Predicate calculus is not scapegoat theory ?!

Question

A theory $T$ is a scapegoat theory if for every formula $A$ with only one free variable there exist a closed term s such that $T$ proves: $(\exists x(\neg A(x)))\Rightarrow \neg A(s)$

Why is any predicate calculus not a scapegoat theory?

Please prove it.

I think this property is expected for any theory, since it says that we can subsitute a term to a free variable. So why can’t we see this property in any predicate calculus? By completeness theorem we know theorems are exactly logically valid.

Do you think "not scapegoateness property" is logically valid?

Answer 1

Here are three examples. I wrote this out at length because I want to be able to link to it for future questions about the "scapegoat property".

Not every theory is a scapegoat theory

First, here is an example showing that general theories are not scapegoat theories. Consider a theory in the language of pure equality. The only relation symbol is "$=$", and there are no constant symbols or function symbols. This theory proves $(\exists x)[x = x]$. But there are no closed terms at all, so the theory cannot be a scapegoat theory.

Every theory can be extended to a scapegoat theory in a larger language

Now here is an example of how to make any theory into a scapegoat theory. Given a theory $T$, for each formula $A(x)$ with one free variable we add a new constant symbol $c_A$ and a new axiom $$ (\exists x) A(x) \to A(c_A) $$ This may cause new formulas with one free variable to appear, so we repeat the process of adding new constants until we obtain a theory in which every formula $A(x)$ with one free variable has an associated constant $c_A$. This new theory will have the scapegoat property, and will be conservative over the original theory: if a formula in the language of the original theory is provable in the extended theory, that formula is also provable in the original theory.

This is a special case of a more general process called Skolemization.
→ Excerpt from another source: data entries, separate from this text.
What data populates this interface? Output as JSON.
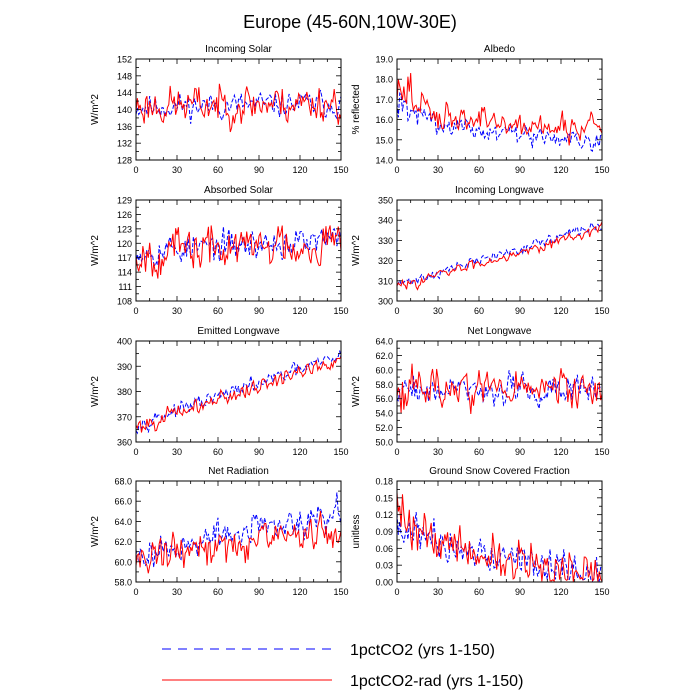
{
  "figure_title": "Europe (45-60N,10W-30E)",
  "legend": [
    {
      "label": "1pctCO2 (yrs 1-150)",
      "color": "#0000ff",
      "dash": true
    },
    {
      "label": "1pctCO2-rad (yrs 1-150)",
      "color": "#ff0000",
      "dash": false
    }
  ],
  "chart_data": [
    {
      "type": "line",
      "title": "Incoming Solar",
      "xlabel": "",
      "ylabel": "W/m^2",
      "xlim": [
        0,
        150
      ],
      "ylim": [
        128,
        152
      ],
      "xticks": [
        0,
        30,
        60,
        90,
        120,
        150
      ],
      "yticks": [
        128,
        132,
        136,
        140,
        144,
        148,
        152
      ],
      "ytick_labels": [
        "128",
        "132",
        "136",
        "140",
        "144",
        "148",
        "152"
      ],
      "series": [
        {
          "color": "#0000ff",
          "dashed": true,
          "base": 140.6,
          "amp": 2.4,
          "trend": 0.8,
          "seed": 11
        },
        {
          "color": "#ff0000",
          "dashed": false,
          "base": 140.8,
          "amp": 3.6,
          "trend": 1.0,
          "seed": 23
        }
      ]
    },
    {
      "type": "line",
      "title": "Albedo",
      "xlabel": "",
      "ylabel": "% reflected",
      "xlim": [
        0,
        150
      ],
      "ylim": [
        14,
        19
      ],
      "xticks": [
        0,
        30,
        60,
        90,
        120,
        150
      ],
      "yticks": [
        14,
        15,
        16,
        17,
        18,
        19
      ],
      "ytick_labels": [
        "14.0",
        "15.0",
        "16.0",
        "17.0",
        "18.0",
        "19.0"
      ],
      "series": [
        {
          "color": "#0000ff",
          "dashed": true,
          "base": 15.45,
          "amp": 0.35,
          "trend": -0.5,
          "decay": 1.3,
          "seed": 31
        },
        {
          "color": "#ff0000",
          "dashed": false,
          "base": 15.75,
          "amp": 0.55,
          "trend": -0.2,
          "decay": 1.6,
          "seed": 47
        }
      ]
    },
    {
      "type": "line",
      "title": "Absorbed Solar",
      "xlabel": "",
      "ylabel": "W/m^2",
      "xlim": [
        0,
        150
      ],
      "ylim": [
        108,
        129
      ],
      "xticks": [
        0,
        30,
        60,
        90,
        120,
        150
      ],
      "yticks": [
        108,
        111,
        114,
        117,
        120,
        123,
        126,
        129
      ],
      "ytick_labels": [
        "108",
        "111",
        "114",
        "117",
        "120",
        "123",
        "126",
        "129"
      ],
      "series": [
        {
          "color": "#0000ff",
          "dashed": true,
          "base": 118.5,
          "amp": 2.4,
          "trend": 2.0,
          "seed": 53
        },
        {
          "color": "#ff0000",
          "dashed": false,
          "base": 118.0,
          "amp": 3.6,
          "trend": 2.5,
          "seed": 67
        }
      ]
    },
    {
      "type": "line",
      "title": "Incoming Longwave",
      "xlabel": "",
      "ylabel": "W/m^2",
      "xlim": [
        0,
        150
      ],
      "ylim": [
        300,
        350
      ],
      "xticks": [
        0,
        30,
        60,
        90,
        120,
        150
      ],
      "yticks": [
        300,
        310,
        320,
        330,
        340,
        350
      ],
      "ytick_labels": [
        "300",
        "310",
        "320",
        "330",
        "340",
        "350"
      ],
      "series": [
        {
          "color": "#0000ff",
          "dashed": true,
          "base": 308,
          "amp": 2.0,
          "trend": 30,
          "seed": 71
        },
        {
          "color": "#ff0000",
          "dashed": false,
          "base": 307,
          "amp": 2.0,
          "trend": 29,
          "seed": 83
        }
      ]
    },
    {
      "type": "line",
      "title": "Emitted Longwave",
      "xlabel": "",
      "ylabel": "W/m^2",
      "xlim": [
        0,
        150
      ],
      "ylim": [
        360,
        400
      ],
      "xticks": [
        0,
        30,
        60,
        90,
        120,
        150
      ],
      "yticks": [
        360,
        370,
        380,
        390,
        400
      ],
      "ytick_labels": [
        "360",
        "370",
        "380",
        "390",
        "400"
      ],
      "series": [
        {
          "color": "#0000ff",
          "dashed": true,
          "base": 367,
          "amp": 2.2,
          "trend": 27,
          "seed": 97
        },
        {
          "color": "#ff0000",
          "dashed": false,
          "base": 366,
          "amp": 2.6,
          "trend": 27,
          "seed": 101
        }
      ]
    },
    {
      "type": "line",
      "title": "Net Longwave",
      "xlabel": "",
      "ylabel": "W/m^2",
      "xlim": [
        0,
        150
      ],
      "ylim": [
        50,
        64
      ],
      "xticks": [
        0,
        30,
        60,
        90,
        120,
        150
      ],
      "yticks": [
        50,
        52,
        54,
        56,
        58,
        60,
        62,
        64
      ],
      "ytick_labels": [
        "50.0",
        "52.0",
        "54.0",
        "56.0",
        "58.0",
        "60.0",
        "62.0",
        "64.0"
      ],
      "series": [
        {
          "color": "#0000ff",
          "dashed": true,
          "base": 57.3,
          "amp": 1.6,
          "trend": -0.3,
          "seed": 109
        },
        {
          "color": "#ff0000",
          "dashed": false,
          "base": 57.6,
          "amp": 2.2,
          "trend": -0.4,
          "seed": 113
        }
      ]
    },
    {
      "type": "line",
      "title": "Net Radiation",
      "xlabel": "",
      "ylabel": "W/m^2",
      "xlim": [
        0,
        150
      ],
      "ylim": [
        58,
        68
      ],
      "xticks": [
        0,
        30,
        60,
        90,
        120,
        150
      ],
      "yticks": [
        58,
        60,
        62,
        64,
        66,
        68
      ],
      "ytick_labels": [
        "58.0",
        "60.0",
        "62.0",
        "64.0",
        "66.0",
        "68.0"
      ],
      "series": [
        {
          "color": "#0000ff",
          "dashed": true,
          "base": 60.7,
          "amp": 1.2,
          "trend": 4.2,
          "seed": 127
        },
        {
          "color": "#ff0000",
          "dashed": false,
          "base": 60.5,
          "amp": 1.4,
          "trend": 2.6,
          "seed": 131
        }
      ]
    },
    {
      "type": "line",
      "title": "Ground Snow Covered Fraction",
      "xlabel": "",
      "ylabel": "unitless",
      "xlim": [
        0,
        150
      ],
      "ylim": [
        0,
        0.18
      ],
      "xticks": [
        0,
        30,
        60,
        90,
        120,
        150
      ],
      "yticks": [
        0,
        0.03,
        0.06,
        0.09,
        0.12,
        0.15,
        0.18
      ],
      "ytick_labels": [
        "0.00",
        "0.03",
        "0.06",
        "0.09",
        "0.12",
        "0.15",
        "0.18"
      ],
      "series": [
        {
          "color": "#0000ff",
          "dashed": true,
          "base": 0.065,
          "amp": 0.025,
          "trend": -0.055,
          "decay": 0.04,
          "seed": 137,
          "floor": 0.0
        },
        {
          "color": "#ff0000",
          "dashed": false,
          "base": 0.065,
          "amp": 0.03,
          "trend": -0.055,
          "decay": 0.05,
          "seed": 139,
          "floor": 0.0
        }
      ]
    }
  ]
}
Peano arithmetic does not have the scapegoat property

This example will be a more nontrivial theory without the scapegoat property. For this example, some familiarity with the incompleteness theorems is needed.

Let $T$ be first-order Peano arithmetic, PA. Unlike in the first example, PA has many closed terms, such as $1+1+1$. In particular it has a term for every natural number.

Let $A(x)$ be the statement "$x$ codes a proof of $0=1$ from the axioms of first-order Peano arithmetic". The key points of the incompleteness theorem are:

• $A(x)$ is expressible as a formula of PA with only bounded quantifiers
• $(\exists x)A(x)$ is consistent with PA, but not provable or disprovable

Assume for a contradiction that PA has the scapegoat property. Pick a nonstandard model of PA in which $(\exists x)A(x)$ holds. According to the scapegoat property, we can choose a term $s$ such that PA proves $(\exists x)A(x) \to A(s)$. Thus $A(s)$ holds in our nonstandard model.

Because $A(x)$ has only bounded quantifiers, if $A(s)$ holds in any model of PA then it holds in every model of PA. But this means $A(s)$ must be provable from PA, so $(\exists x)A(x)$ is also provable. This contradicts the second bullet above. Thus PA does not have the scapegoat property for the formula $A(x)$.

Answer 2

In a previous post I've pointed at the following exercise in Elliott Mendelson, Introduction to mathematical logic (4ed - 1997), page 94 : Ex.2.63(c) : "prove that no predicate calculus is a scapegoat theory".

For the definition of predicate calculus see page 70 : for a language which contains denumerable many individual variables, individual constants (possibly none), function letters (possibly none) and predicate letters :

a theory without non-logical (or proper) axioms.

Thus, a predicate calculus is a "degenerate" firts-order theory in any signature which has no proper axioms.

Following Mendelson's definition of scapegoat theory [page 84], for a predicate calculus we have that :

for any formula $\mathcal B$ with only one free variable $x$, there is a closed term $t$ such that :

(A) --- $\vdash \exists x \lnot \mathcal B(x) \rightarrow \mathcal \lnot B(t)$.

The formula above is equivalent to :

(B) --- $\vdash \mathcal B(t)\rightarrow \forall x \mathcal B(x)$.

But this formula is not valid.

Consider the language with constant $c$ and unary predicate letter $P$.

Consider the following instance of (B) :

$P(c) \rightarrow \forall x P(x)$;

we can find interpretations which falsify it : choose a domain with more than one object and assign to $P$ a non-empty proper subset of the domain.

Thus, if (B) is not valid, neither (A) is. By soundness, (A) is not provable.